Sans aucun doute, si ce film a fait un box office record aux USA ($89,269,066 au premier week end de sortie), c’est qu’il s’adresse très directement aux américains, leurs valeurs et leur actualité. Tel un portrait de société, Clint Eastwood arrive encore à dépeindre un cadre et une réalité avec d’excellents acteurs. En effet, on retrouve cette façon de décrire une facette des USA à travers un quartier, au sein de familles américaines comme dans Gran Torino. Mais attention, adapter l’histoire vraie d’un « héros » de guerre présuppose quelques subtilités.
L’intervention des USA en 2003 en Irak est une cicatrice encore toute récente et toujours aussi polémique. Polémique, justement c’est le ton qu’ont adopté les derniers films qui ont abordé le sujet: “Mensonge d’Etat” de Ridley Scott, “Green Zone” avec Matt Damon, “Démineurs” de Kathryn Bigelow, ou “Zéro Dark Thirty” par exemple. Tous ont une approche très nuancée avec des personnages piégés dans le dilemme entre l’éthique et le mal nécessaire.

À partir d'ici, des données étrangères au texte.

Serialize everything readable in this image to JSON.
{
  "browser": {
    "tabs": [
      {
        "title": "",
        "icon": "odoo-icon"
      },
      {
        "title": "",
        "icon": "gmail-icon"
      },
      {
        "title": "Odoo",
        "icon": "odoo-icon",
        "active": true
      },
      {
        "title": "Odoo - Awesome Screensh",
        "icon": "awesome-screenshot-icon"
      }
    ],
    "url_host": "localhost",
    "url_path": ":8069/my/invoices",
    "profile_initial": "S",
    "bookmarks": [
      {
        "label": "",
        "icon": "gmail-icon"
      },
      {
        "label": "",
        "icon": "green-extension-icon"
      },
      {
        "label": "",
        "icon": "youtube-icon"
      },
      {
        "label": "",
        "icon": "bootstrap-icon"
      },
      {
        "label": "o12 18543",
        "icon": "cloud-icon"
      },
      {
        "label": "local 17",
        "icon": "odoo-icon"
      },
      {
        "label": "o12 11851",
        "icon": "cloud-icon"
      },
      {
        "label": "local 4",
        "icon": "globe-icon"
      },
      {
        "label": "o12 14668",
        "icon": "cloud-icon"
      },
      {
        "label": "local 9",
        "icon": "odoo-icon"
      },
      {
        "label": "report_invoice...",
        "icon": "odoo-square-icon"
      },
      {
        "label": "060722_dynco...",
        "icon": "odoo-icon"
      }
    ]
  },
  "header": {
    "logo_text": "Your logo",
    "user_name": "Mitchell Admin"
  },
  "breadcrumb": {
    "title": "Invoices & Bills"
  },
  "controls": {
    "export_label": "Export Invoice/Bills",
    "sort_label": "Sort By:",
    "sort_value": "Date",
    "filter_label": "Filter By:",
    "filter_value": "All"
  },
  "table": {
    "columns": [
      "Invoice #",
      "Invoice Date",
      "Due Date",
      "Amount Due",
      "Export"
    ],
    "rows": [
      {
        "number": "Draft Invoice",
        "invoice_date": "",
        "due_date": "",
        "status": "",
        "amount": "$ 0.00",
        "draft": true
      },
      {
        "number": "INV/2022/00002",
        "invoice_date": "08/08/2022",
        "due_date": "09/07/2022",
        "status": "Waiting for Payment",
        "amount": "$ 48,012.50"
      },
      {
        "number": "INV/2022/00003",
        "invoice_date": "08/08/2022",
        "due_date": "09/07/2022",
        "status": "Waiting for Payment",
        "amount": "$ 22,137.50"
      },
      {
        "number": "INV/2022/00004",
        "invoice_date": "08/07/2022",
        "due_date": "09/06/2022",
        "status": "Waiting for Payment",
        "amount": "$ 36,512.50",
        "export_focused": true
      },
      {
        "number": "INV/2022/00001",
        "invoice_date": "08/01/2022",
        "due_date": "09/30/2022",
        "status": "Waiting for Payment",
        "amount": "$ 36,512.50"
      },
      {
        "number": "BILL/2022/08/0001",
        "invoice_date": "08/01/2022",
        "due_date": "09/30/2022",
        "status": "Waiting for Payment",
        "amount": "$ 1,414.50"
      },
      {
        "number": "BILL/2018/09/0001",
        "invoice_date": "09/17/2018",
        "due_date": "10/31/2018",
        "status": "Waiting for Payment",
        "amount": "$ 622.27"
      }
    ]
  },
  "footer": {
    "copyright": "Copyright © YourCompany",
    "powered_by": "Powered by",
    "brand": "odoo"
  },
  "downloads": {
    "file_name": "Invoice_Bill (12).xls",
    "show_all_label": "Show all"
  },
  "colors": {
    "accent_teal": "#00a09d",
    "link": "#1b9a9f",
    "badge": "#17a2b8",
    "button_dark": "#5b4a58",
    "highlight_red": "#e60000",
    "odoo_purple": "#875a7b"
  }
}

Ici, soyons honnête, la question n’est pas franchement abordée pour ne pas dire éludée. Nous sommes concentrés sur le personnage de Chris Kyle, texan patriote et voué à la cause. Ni loup, ni mouton, on ne sait pas trop où ce sniper se positionne. Peut-on être complètement détaché et appuyer aveuglement sur la gâchette?
Après plusieurs missions sur le terrain cela semble impossible. Bien sûr, la question fait surface dans une scène où le soldat hésite à abattre un enfant ramassant une rocket évoque cette question. Mais cela reste très lisse, sans réelle émotion, assez robotique. Est-ce le détachement tout le propos de Clint Eastwood? Franchement, ce n’est pas très limpide. Mais ce flou général est très dangereux pour un film militaire, où l’on peut vite se perdre dans un message patriotique, militariste et souvent simplifié… Sans mentionner les attaches politiques du réalisateur. Donc oui un malaise s’installe car le spectateur ne sait pas trop quoi penser entre le sacrifice de ces soldats et ce pourquoi ils mènent ce combat.
Cependant, le moment qui remet vraiment tout en cause, c’est la toute fin du film. Là où je n’étais pas bien sûre des intentions du réalisateur, le générique du film m’a amèrement fait comprendre qu’il s’agissait de mettre haut en couleurs l’uniforme mais surtout qu’il m’a obligé à célébrer un héros qui n’en est peut être pas un… American Sniper ou comment les accomplissements d’un individu sont utilisés à des fins patriotiques?
A l’instar du fond, la forme m’a laissée très perplexe. Nous sommes au coeur de l’action, plongés dans la réalité du terrain. Mais je n’étais pas pour autant bluffée. Bradley Cooper fait le job. Mais comme évoqué précédemment, son personnage manque sérieusement de nuances et tombe vite dans les extrêmes: le jeune premier, texan et vigoureux, la fierté du corps des armées avec tableau de chasse qui bat tous les records, un mari romantique et un père de famille chaleureux…. Et lui dans tout ça? Certes le regard des autres, le présente comme un héros, mais lui comment vit-il la situation? Selon ses convictions, il ne peut pas supporter rester au pays sans pouvoir protéger les autres… Ego ou inconscience, j’avoue que ce rôle devient un vrai rôle de composition tellement il est difficile d’y voir clair!
Donc la mise en scène des séquences de guerre; pas de souci. Clint Eastwood, avait déjà fait l’exercice avec “Lettres d’Iwo Jima” et “Mémoires de nos Pères” (beaucoup plus subtils et intelligents à mon goût). Mais pour les séquences lors du retour au pays, il y a quelques loupés, notamment CETTE scène du nourrisson que Bradley Cooper tient dans ses bras qui est vraiment WTF (c’est tellement flagrant que ça vous sort complètement du film) surtout lors d’une séquence conflictuelle assez intense.
Voyez la vidéo plutôt et les réactions…
Pour conclure, je ne suis pas très emballée par ce dernier Clint Eastwood, et croyez-moi ce n’est pas facile de le dire quand on est fan. Le dernier Clint “Jersey Boys” était d’ailleurs plutôt réussi. Après “Mémoires de nos Pères”, c’est difficile de dire qu’ils sont du même réalisateur. Pour la comparaison, “Du Sang et des Larmes” de Peter Berg qui traite du même sujet, rassemble très bien l’action, un angle nuancé et intéressant avec un jeu d’acteur et une mise en scène intenses. Tout ceci manque cruellement à American Sniper, surtout pour mériter un Oscar!